During the summer of 2005 I began clearing out my Cal Poly office to make space for a part-time lecturer since I was starting early retirement and wouldnt be teaching in Fall. When I asked the department secretary who was to be my roommate, she said Tom Patchell. I removed everything from the walls but a picture of him in the Mission garden playing the peasant.

In January, I returned to the office I now no longer owned. We somehow managed to make office hours overlap and we’d share music, websites, complaints and malicious gossip. I’ve never literally been in the trenches, but Tom drew me into that platoonish feeling of solidarity against enemies everywhere: the Bushies, the university hierarchy, the students, even the wife and kids. Forget about preparing for class.

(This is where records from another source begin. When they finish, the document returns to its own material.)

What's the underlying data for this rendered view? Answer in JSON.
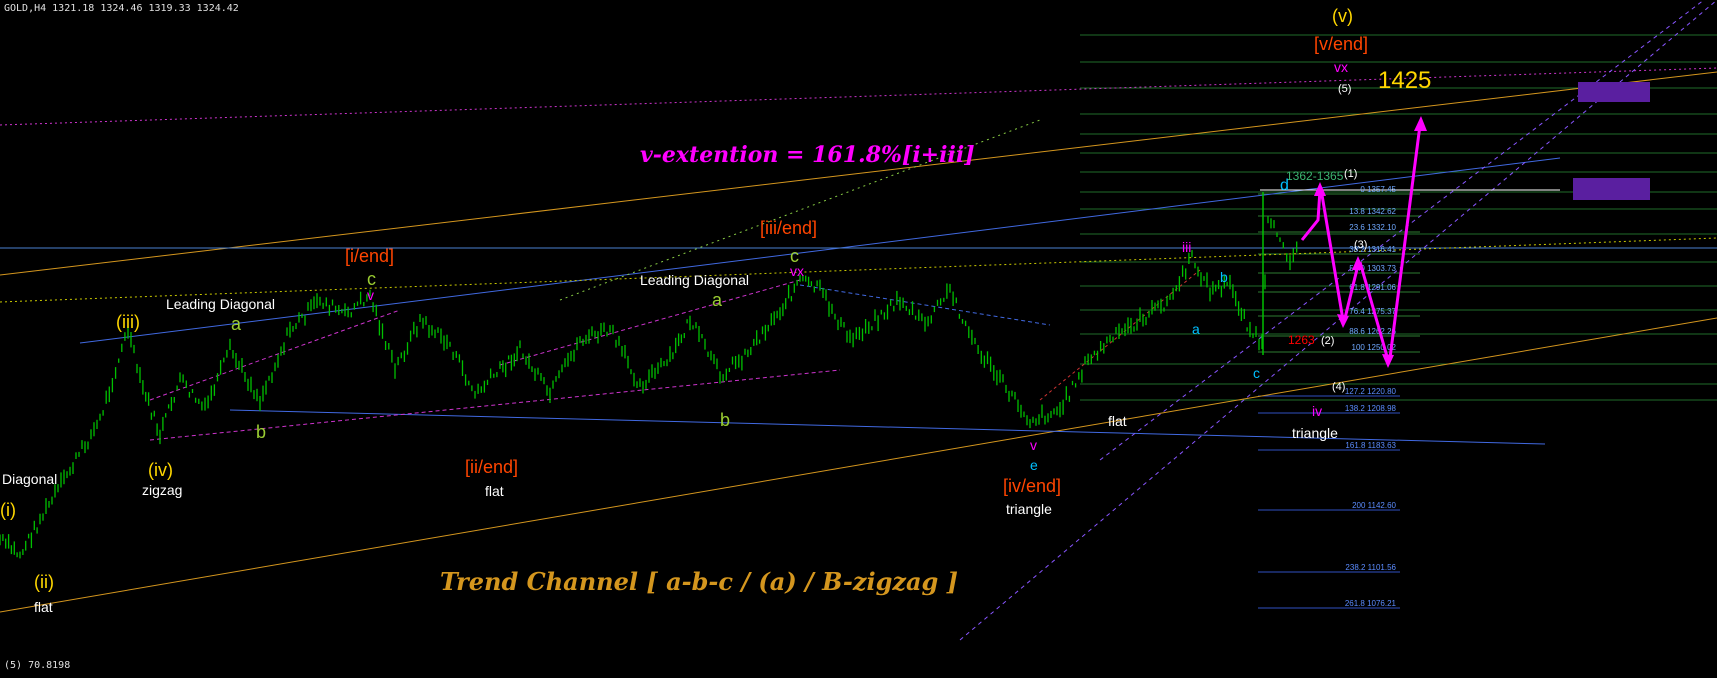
{
  "header": {
    "symbol_label": "GOLD,H4  1321.18 1324.46 1319.33 1324.42",
    "indicator_label": "(5) 70.8198"
  },
  "annotations": {
    "extension_note": "v-extention = 161.8%[i+iii]",
    "channel_note": "Trend Channel  [ a-b-c / (a) / B-zigzag ]",
    "target_label": "1425",
    "range_label": "1362-1365",
    "top_wave": "(v)",
    "top_end": "[v/end]",
    "top_vx": "vx",
    "top_5": "(5)"
  },
  "wave_labels": [
    {
      "text": "[i/end]",
      "color": "#ff4500"
    },
    {
      "text": "c",
      "color": "#9acd32"
    },
    {
      "text": "v",
      "color": "#ff00ff"
    },
    {
      "text": "[iii/end]",
      "color": "#ff4500"
    },
    {
      "text": "c",
      "color": "#9acd32"
    },
    {
      "text": "vx",
      "color": "#ff00ff"
    },
    {
      "text": "[ii/end]",
      "color": "#ff4500"
    },
    {
      "text": "flat",
      "color": "#ffffff"
    },
    {
      "text": "[iv/end]",
      "color": "#ff4500"
    },
    {
      "text": "triangle",
      "color": "#ffffff"
    },
    {
      "text": "(iii)",
      "color": "#ffd700"
    },
    {
      "text": "(iv)",
      "color": "#ffd700"
    },
    {
      "text": "zigzag",
      "color": "#ffffff"
    },
    {
      "text": "(ii)",
      "color": "#ffd700"
    },
    {
      "text": "flat",
      "color": "#ffffff"
    },
    {
      "text": "(i)",
      "color": "#ffd700"
    },
    {
      "text": "Diagonal",
      "color": "#ffffff"
    },
    {
      "text": "Leading Diagonal",
      "color": "#ffffff"
    },
    {
      "text": "a",
      "color": "#9acd32"
    },
    {
      "text": "b",
      "color": "#9acd32"
    },
    {
      "text": "Leading Diagonal",
      "color": "#ffffff"
    },
    {
      "text": "a",
      "color": "#9acd32"
    },
    {
      "text": "b",
      "color": "#9acd32"
    },
    {
      "text": "e",
      "color": "#00bfff"
    },
    {
      "text": "v",
      "color": "#ff00ff"
    },
    {
      "text": "flat",
      "color": "#ffffff"
    },
    {
      "text": "iii",
      "color": "#ff00ff"
    },
    {
      "text": "d",
      "color": "#00bfff"
    },
    {
      "text": "(1)",
      "color": "#ffffff"
    },
    {
      "text": "(3)",
      "color": "#ffffff"
    },
    {
      "text": "1263",
      "color": "#ff0000"
    },
    {
      "text": "(2)",
      "color": "#ffffff"
    },
    {
      "text": "(4)",
      "color": "#ffffff"
    },
    {
      "text": "triangle",
      "color": "#ffffff"
    },
    {
      "text": "iv",
      "color": "#ff00ff"
    },
    {
      "text": "c",
      "color": "#00bfff"
    },
    {
      "text": "b",
      "color": "#00bfff"
    },
    {
      "text": "a",
      "color": "#00bfff"
    }
  ],
  "fib_levels": [
    {
      "label": "0 1357.45"
    },
    {
      "label": "13.8 1342.62"
    },
    {
      "label": "23.6 1332.10"
    },
    {
      "label": "38.2 1316.41"
    },
    {
      "label": "50.0 1303.73"
    },
    {
      "label": "61.8 1291.06"
    },
    {
      "label": "76.4 1275.37"
    },
    {
      "label": "88.6 1262.26"
    },
    {
      "label": "100 1250.02"
    },
    {
      "label": "127.2 1220.80"
    },
    {
      "label": "138.2 1208.98"
    },
    {
      "label": "161.8 1183.63"
    },
    {
      "label": "200 1142.60"
    },
    {
      "label": "238.2 1101.56"
    },
    {
      "label": "261.8 1076.21"
    }
  ],
  "colors": {
    "background": "#000000",
    "candles": "#00c000",
    "orange_channel": "#d4961e",
    "blue_line": "#4169e1",
    "magenta": "#ff00ff",
    "fib_green": "#2e7d32",
    "purple_box": "#5a1fa0"
  },
  "chart_data": {
    "type": "candlestick",
    "series_name": "GOLD,H4",
    "last_bar": {
      "open": 1321.18,
      "high": 1324.46,
      "low": 1319.33,
      "close": 1324.42
    },
    "wave_pivots": [
      {
        "label": "(i)",
        "price": 1180
      },
      {
        "label": "(ii)",
        "price": 1133
      },
      {
        "label": "(iii)",
        "price": 1258
      },
      {
        "label": "(iv)",
        "price": 1205
      },
      {
        "label": "[i/end]",
        "price": 1268
      },
      {
        "label": "[ii/end]",
        "price": 1203
      },
      {
        "label": "[iii/end]",
        "price": 1297
      },
      {
        "label": "[iv/end]",
        "price": 1196
      },
      {
        "label": "(1)",
        "price": 1365
      },
      {
        "label": "(2)",
        "price": 1263
      },
      {
        "label": "(3)",
        "price": 1316
      },
      {
        "label": "(4)",
        "price": 1232
      },
      {
        "label": "(v)",
        "price": 1425
      }
    ],
    "target": 1425,
    "resistance_range": [
      1362,
      1365
    ]
  }
}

0.jpgOn Martin Luther King Day 2006 we took a hike up Stenner canyon–with Jenny, his two boys and my grandson Ian. Just like former teacher and student becoming office mates, here again we were bridging a generation gap. In August, as he was starting to work as a colleague at Cuesta College with several of his old classmates from Calpoly, I took Ian to Tom’s house to visit again with the boys. While they frolicked with the dogs, Tom showed me a mockup of the book he’d been working on with Maxine Hong Kingston, Veterans of War, Veterans of Peace.

Last Wednesday night, Valentines Day, along with three other members of their Sangha and writing group, Maxine and Tom spoke in Phillips Recital Hall at Cal Poly. I bumped into him on the way there, as the room was filling up with people. “I remember you once told me, it’s better to have a small room with too many people than a large room with too few,” he said. That must have been fifteen years ago.

I’d planned to take some still pictures of the two of them, but I didnt want to use the flash, and there wasnt enough light without it. So I tried the built-in video recorder and got this crude footage:

Tom’s introduction of Maxine 1

Tom’s introduction of Maxine 2

Maxine’s introduction of Tom

Maxine’s invocation of the Goddess of Listening

Maxine’s description of the Veterans Writing Project

After the reading, I stood in line to wait for Maxine to sign my book. She took her time with everyone. It felt very good to look at her face. It felt even better when she looked back. I said it seemed like going into a new dimension to see her in person after all these years of knowing only my own Maxine. I reached out my hand and she took it. This was a moment I will not forget.